His quest will take him under the wall and into a city teeming with ravenous undead, air pirates, criminal overlords, and heavily armed refugees. And only Briar can bring him out alive.

My Take: Since I reviewed Clementine yesterday I figured what better than the book that started it all today.

I was intrigued by some of the reviews I'd read about this book. I mean, it's about Zombies in Seattle. A Steampunk version of Seattle. A Seattle that's crumbling away, walled off, overrun. Good golly! All those things are things that I can't resist. And the book completely lived up to my expectations of it. It was everything I was looking for. The really amazing thing is that although the Zombies (or "Rotters" as they call them) are a big part of the plot, the book is really so much more than that. It's about the lies we tell because the truth is too hard to face. It's about family. It's about people who use power to gain more power. It's about honor and debts that need to be repaid. It's about the people who choose to live a hard life because they believe it's the right thing to do.
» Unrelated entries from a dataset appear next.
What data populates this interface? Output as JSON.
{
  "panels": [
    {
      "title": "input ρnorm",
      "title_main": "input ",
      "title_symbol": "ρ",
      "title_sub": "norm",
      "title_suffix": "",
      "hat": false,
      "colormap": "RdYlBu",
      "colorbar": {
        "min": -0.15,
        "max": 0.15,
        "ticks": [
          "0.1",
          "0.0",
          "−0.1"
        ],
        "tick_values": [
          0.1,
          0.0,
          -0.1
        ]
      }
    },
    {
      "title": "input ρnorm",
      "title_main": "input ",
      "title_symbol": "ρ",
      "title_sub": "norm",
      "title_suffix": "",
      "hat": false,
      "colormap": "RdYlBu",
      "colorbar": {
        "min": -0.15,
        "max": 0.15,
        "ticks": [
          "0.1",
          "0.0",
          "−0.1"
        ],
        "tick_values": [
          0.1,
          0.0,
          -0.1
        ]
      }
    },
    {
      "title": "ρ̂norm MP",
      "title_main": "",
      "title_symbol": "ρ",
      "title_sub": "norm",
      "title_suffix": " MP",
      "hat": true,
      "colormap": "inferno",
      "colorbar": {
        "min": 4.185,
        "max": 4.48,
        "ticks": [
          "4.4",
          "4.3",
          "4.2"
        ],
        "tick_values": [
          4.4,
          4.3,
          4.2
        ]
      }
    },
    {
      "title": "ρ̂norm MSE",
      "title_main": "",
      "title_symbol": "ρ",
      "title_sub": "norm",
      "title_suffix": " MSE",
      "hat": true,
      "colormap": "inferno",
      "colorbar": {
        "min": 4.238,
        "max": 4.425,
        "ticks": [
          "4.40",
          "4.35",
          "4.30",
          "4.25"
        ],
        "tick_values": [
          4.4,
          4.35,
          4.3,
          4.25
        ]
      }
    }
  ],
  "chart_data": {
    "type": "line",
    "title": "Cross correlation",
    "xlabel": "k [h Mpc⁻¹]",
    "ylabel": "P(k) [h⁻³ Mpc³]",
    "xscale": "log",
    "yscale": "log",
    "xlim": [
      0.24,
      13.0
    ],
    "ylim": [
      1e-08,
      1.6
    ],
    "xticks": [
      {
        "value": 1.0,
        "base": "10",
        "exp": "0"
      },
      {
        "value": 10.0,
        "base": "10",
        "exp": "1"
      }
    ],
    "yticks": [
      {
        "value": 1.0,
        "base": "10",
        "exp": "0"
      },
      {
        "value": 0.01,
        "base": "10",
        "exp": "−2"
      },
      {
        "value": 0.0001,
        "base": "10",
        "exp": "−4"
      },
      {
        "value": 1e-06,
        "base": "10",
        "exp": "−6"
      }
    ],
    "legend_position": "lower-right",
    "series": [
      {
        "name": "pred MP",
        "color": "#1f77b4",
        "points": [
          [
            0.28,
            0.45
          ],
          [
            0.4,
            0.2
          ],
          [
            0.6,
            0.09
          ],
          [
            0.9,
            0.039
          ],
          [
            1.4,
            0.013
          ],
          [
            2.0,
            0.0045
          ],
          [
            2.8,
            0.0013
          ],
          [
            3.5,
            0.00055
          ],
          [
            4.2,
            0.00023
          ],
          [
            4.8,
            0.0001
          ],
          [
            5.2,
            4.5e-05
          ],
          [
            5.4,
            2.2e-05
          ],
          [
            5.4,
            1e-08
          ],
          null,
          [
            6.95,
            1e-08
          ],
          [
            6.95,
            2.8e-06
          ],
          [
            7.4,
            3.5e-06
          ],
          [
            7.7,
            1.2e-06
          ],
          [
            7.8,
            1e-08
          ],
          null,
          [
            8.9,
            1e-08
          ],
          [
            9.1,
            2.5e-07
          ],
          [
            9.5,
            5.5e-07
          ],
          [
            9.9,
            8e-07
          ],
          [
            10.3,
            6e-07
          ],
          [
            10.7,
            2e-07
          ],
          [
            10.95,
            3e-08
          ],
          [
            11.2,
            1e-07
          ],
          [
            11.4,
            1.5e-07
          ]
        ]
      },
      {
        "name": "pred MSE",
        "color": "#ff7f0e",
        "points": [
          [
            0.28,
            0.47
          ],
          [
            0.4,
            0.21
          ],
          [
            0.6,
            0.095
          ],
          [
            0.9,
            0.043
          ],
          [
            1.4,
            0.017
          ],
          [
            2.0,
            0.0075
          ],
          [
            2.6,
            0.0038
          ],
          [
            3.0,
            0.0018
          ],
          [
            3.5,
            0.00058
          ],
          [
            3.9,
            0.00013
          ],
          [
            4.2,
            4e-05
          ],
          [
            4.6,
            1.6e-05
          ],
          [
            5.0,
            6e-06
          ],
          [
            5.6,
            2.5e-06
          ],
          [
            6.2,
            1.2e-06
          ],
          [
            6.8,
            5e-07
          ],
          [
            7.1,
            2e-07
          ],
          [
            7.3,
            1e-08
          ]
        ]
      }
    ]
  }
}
I was captivated from the first chapter. I was able to watch the words that Cherie Priest wrote weave themselves into a vast, unimaginable landscape in my head.
Few witnesses agree, and fewer still were granted a glimpse of the Incredible Bone-Shaking Drill Engine. Its course took it under the earth and down hills, gouging up the land beneath the luxurious homes of wealthy mariners and shipping magnates, under the muddy flats where sat the sprawling sawmill, and down along the corridors, cellars, and storage rooms of general stores, ladies' notions shops, apothecaries, and yes ... the banks.
I really don't know if I can say enough about this book. This had everything that The Forest of Hands and Teeth lacked. It felt alive as I read it. Although I didn't know what FoHaT was missing while I read it, I can see it now. It was missing the human drama that Boneshaker captured perfectly. Briar is flawed. She trudges through life trying to forget. She isn't the best mother. She doesn't want to see what her son is getting into. Yet, the moment he's in danger, she tries to move the world to save him.

I really don't think I can recommend this book enough. If you only read one Zombie Steampunk novel set in Seattle this year ... this is it.